Another issue that was thrown around during the build up to UFC 126 came in regards to Vitor's cut to 185 lbs. It had been years since he actually hit the mark choosing to fight his most recent battles at a catch weight of 195 lbs. All reports indicate a smooth cut for the fight against Silva but if Vitor doesn't see the middleweight division as a suitable option, does he rule out a possible return to the division he once dominated?
The quick answer is yes.
The light heavyweight division has been the long reigning competitive jewel of the UFC and it's as hotly contested as it's ever been. With the title being handed off at a record rate (6 different champions in 3 years), a handful of champions have emerged since Chuck Liddell was dethroned, with everyone one of them still hovering around contention. Not to mention new additions like the Jon Jones and Thiago Silva are in the mix so the chances of Belfort moving to 205 lbs. would be slim. Granted, he defeated Rich Franklin in his return but Rich's performance Saturday at UFC 126 shows proof that Franklin is in divisional limbo.

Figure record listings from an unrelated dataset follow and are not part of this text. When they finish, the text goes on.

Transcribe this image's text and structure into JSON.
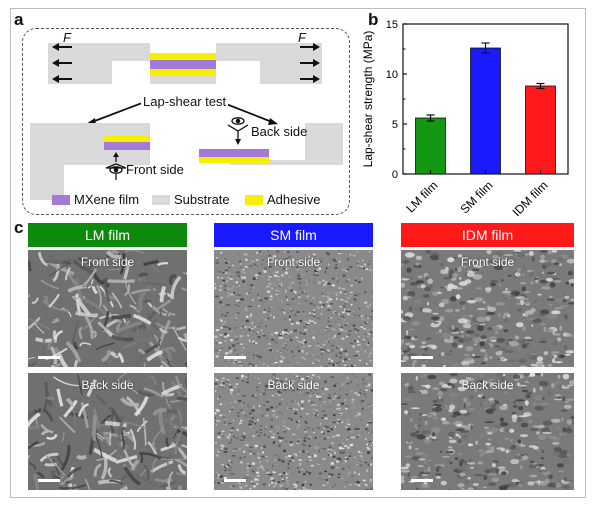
{
  "panel_labels": {
    "a": "a",
    "b": "b",
    "c": "c"
  },
  "schematic": {
    "force_label": "F",
    "test_label": "Lap-shear test",
    "back_side_label": "Back side",
    "front_side_label": "Front side",
    "legend": [
      {
        "label": "MXene film",
        "color": "#a37ad6"
      },
      {
        "label": "Substrate",
        "color": "#d9d9d9"
      },
      {
        "label": "Adhesive",
        "color": "#f4f000"
      }
    ]
  },
  "chart_data": {
    "type": "bar",
    "categories": [
      "LM film",
      "SM film",
      "IDM film"
    ],
    "values": [
      5.6,
      12.6,
      8.8
    ],
    "errors": [
      0.3,
      0.5,
      0.25
    ],
    "colors": [
      "#139813",
      "#1a1afe",
      "#fe1a1a"
    ],
    "ylabel": "Lap-shear strength (MPa)",
    "ylim": [
      0,
      15
    ],
    "yticks": [
      0,
      5,
      10,
      15
    ]
  },
  "sem": {
    "columns": [
      {
        "header": "LM film",
        "color": "#0d8a0d"
      },
      {
        "header": "SM film",
        "color": "#1a1aff"
      },
      {
        "header": "IDM film",
        "color": "#ff1a1a"
      }
    ],
    "row_labels": [
      "Front side",
      "Back side"
    ]
  }
}
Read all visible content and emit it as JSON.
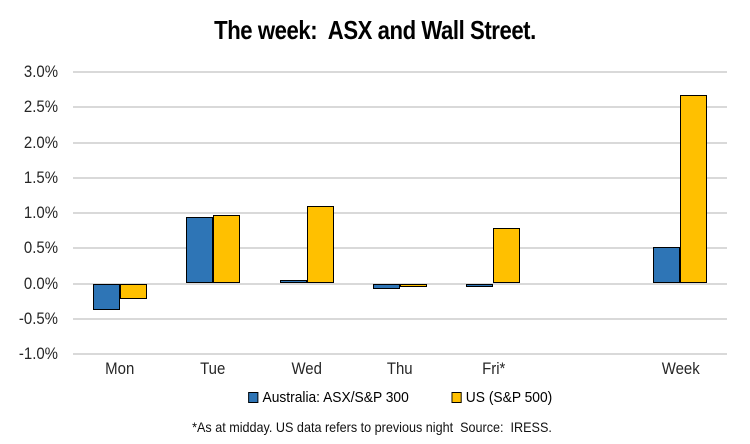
{
  "title": "The week:  ASX and Wall Street.",
  "footnote": "*As at midday. US data refers to previous night  Source:  IRESS.",
  "chart_data": {
    "type": "bar",
    "title": "The week:  ASX and Wall Street.",
    "xlabel": "",
    "ylabel": "",
    "ylim": [
      -1.0,
      3.0
    ],
    "ytick_step": 0.5,
    "grid": true,
    "grid_color": "#D9D9D9",
    "bar_border_color": "#000000",
    "legend_position": "bottom",
    "value_unit": "percent",
    "categories": [
      "Mon",
      "Tue",
      "Wed",
      "Thu",
      "Fri*",
      "",
      "Week"
    ],
    "series": [
      {
        "name": "Australia: ASX/S&P 300",
        "color": "#2E75B6",
        "values": [
          -0.37,
          0.95,
          0.05,
          -0.08,
          -0.05,
          null,
          0.52
        ]
      },
      {
        "name": "US (S&P 500)",
        "color": "#FFC000",
        "values": [
          -0.22,
          0.97,
          1.1,
          -0.03,
          0.79,
          null,
          2.67
        ]
      }
    ],
    "yticks": [
      {
        "label": "3.0%",
        "value": 3.0
      },
      {
        "label": "2.5%",
        "value": 2.5
      },
      {
        "label": "2.0%",
        "value": 2.0
      },
      {
        "label": "1.5%",
        "value": 1.5
      },
      {
        "label": "1.0%",
        "value": 1.0
      },
      {
        "label": "0.5%",
        "value": 0.5
      },
      {
        "label": "0.0%",
        "value": 0.0
      },
      {
        "label": "-0.5%",
        "value": -0.5
      },
      {
        "label": "-1.0%",
        "value": -1.0
      }
    ]
  }
}
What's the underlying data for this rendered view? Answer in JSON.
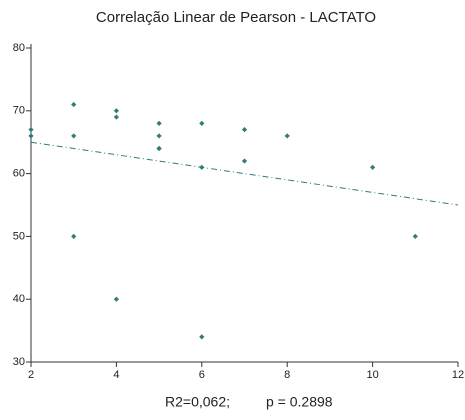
{
  "chart_data": {
    "type": "scatter",
    "title": "Correlação Linear de Pearson - LACTATO",
    "xlim": [
      2,
      12
    ],
    "xticks": [
      2,
      4,
      6,
      8,
      10,
      12
    ],
    "ylim": [
      30,
      80
    ],
    "yticks": [
      30,
      40,
      50,
      60,
      70,
      80
    ],
    "grid": false,
    "series": [
      {
        "type": "scatter",
        "color": "#2f7d7a",
        "x": [
          2,
          2,
          3,
          3,
          3,
          4,
          4,
          4,
          5,
          5,
          5,
          5,
          6,
          6,
          6,
          7,
          7,
          8,
          10,
          11
        ],
        "values": [
          67,
          66,
          71,
          66,
          50,
          70,
          69,
          40,
          68,
          66,
          64,
          64,
          68,
          61,
          34,
          67,
          62,
          66,
          61,
          50
        ]
      },
      {
        "type": "line",
        "color": "#2f7d7a",
        "x": [
          2,
          12
        ],
        "values": [
          65,
          55
        ]
      }
    ],
    "annotations": [
      "R2=0,062;",
      "p = 0.2898"
    ]
  }
}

Even with all of this evidence presented it doesn't take away from the fact that Vitor Belfort has the talent to be one of the top middleweights in the UFC. His punching power is the stuff of legend and the aura he brings to the cage evokes the possibility of a brutal battle to come. With that being said, today's UFC is far different from the one he once ruled and for Vitor to hold rank or better yet climb back to contender status he is going to have to show fire, determination and durability. These are the tasks of a younger, hungrier fighter and we will have to wait and see how quickly Belfort goes back to the lab to make the necessary adjustments. Can Vitor Belfort regroup, put the past away and commit to fighting for his surivial? If he fails to do so...I have a hard time believing fighters like Alan Belcher or Chael Sonnen will provide him much sympathy as they usher him to the exit door.